Oosthoek encyclopedie

Oosthoek's Uitgevers Mij. N.V (1916-1925)

Gepubliceerd op 12-01-2019

Raad van nederlandsch indië

betekenis & definitie

Raad van nederlandsch indië, - de Raad van State van Ned. Indië, adviseerend lichaam, dat de Gouverneur-Generaal naast zich heeft; bestaat uit een vice-president en vier leden; dezen worden door den Koning benoemd en ontslagen. Zij moeten Nederlanders zijn en den leeftijd van dertig jaren vervuld hebben. De Raad is ten aanzien der uitvoerende macht een adviseerend lichaam, welks advies ten allen tijde door den Gouv.-Gen. kan gevraagd worden.

Dat advies moet worden ingewonnen ten aanzien van: 1. alle instructies en reglementen het algemeen of gewestelijk bestuur betreffend, op zijn last ontworpen; 2. oorlogsverklaringen en vredes- en andere verdragen en in het algemeen van elke regeling der staatkundige betrekkingen met Indische vorsten en volken; 3. de algemeene strekking der maatregelen door het burgerlijk gezag genomen of te nemen in geval van oorlog of opstand; 4. buitengewone maatregelen van gewichtigen aard; 5. benoemingen tot gewichtige ambten; 6. de begrooting en het slot der rekening van Ned. Indië; de bestemming van het voordeelig en de dekking van het nadeelig slot dier rekening; het aangaan van geldleeningen ten laste van en het waarborgen van geldleeningen door Ned. Indië; de ontwerpen van algem. verordeningen, welke aan de ingezetenen persoonlijke militaire lasten opleggen; zoodanige andere onderwerpen als door den Koning bij algem. verordening worden aangewezen. In de uitoefening der wetgevende macht en in sommige bepaalde gevallen moet de G.-G. in overeenstemming met den Raad handelen, of, wanneer hij zich met het advies niet vereenigt, de uitspraak van den Koning inroepen. (Zie art. 30 Reg. Regl.). Wanneer de Raad is gehoord, wordt daarvan in den aanhef van het besluit melding gemaakt. De Raad vergadert ten minste eenmaal ’s weeks te Weltevreden.
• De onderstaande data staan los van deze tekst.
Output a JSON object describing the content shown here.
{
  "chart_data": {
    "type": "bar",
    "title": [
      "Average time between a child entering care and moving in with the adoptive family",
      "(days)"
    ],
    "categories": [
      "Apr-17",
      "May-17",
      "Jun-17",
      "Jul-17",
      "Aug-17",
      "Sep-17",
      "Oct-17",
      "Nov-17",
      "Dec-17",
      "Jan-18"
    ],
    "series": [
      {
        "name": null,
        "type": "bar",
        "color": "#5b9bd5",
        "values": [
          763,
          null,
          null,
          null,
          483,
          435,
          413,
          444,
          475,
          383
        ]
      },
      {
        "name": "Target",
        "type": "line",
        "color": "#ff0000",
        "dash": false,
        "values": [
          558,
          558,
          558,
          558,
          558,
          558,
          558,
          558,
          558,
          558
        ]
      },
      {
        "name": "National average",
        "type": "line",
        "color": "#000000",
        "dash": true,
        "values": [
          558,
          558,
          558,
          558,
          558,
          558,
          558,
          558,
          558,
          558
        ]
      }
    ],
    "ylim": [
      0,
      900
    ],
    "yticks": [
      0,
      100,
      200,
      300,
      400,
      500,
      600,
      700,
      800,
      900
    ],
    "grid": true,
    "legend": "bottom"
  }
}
De Gouv.-Gen. kan het voorzitterschap bekleeden en heeft, behoudens in één geval (art. 30 R. R.), slechts een adviseerende stem; gewoonlijk presideert de vice-president. Zijn adviezen licht de Raad met redenen toe. De Raad wordt bijgestaan door een secretaris, die door den G.-G., op voordracht van den Raad, benoemd wordt. De G.-G. voegt, op voordracht van den Raad, aan den secretaris zoovele en zoodanige ambtenaren toe, als in het belang van den dienst noodig zijn. Het reglement van orde voor den Raad is vastgesteld bij Kon. Besl.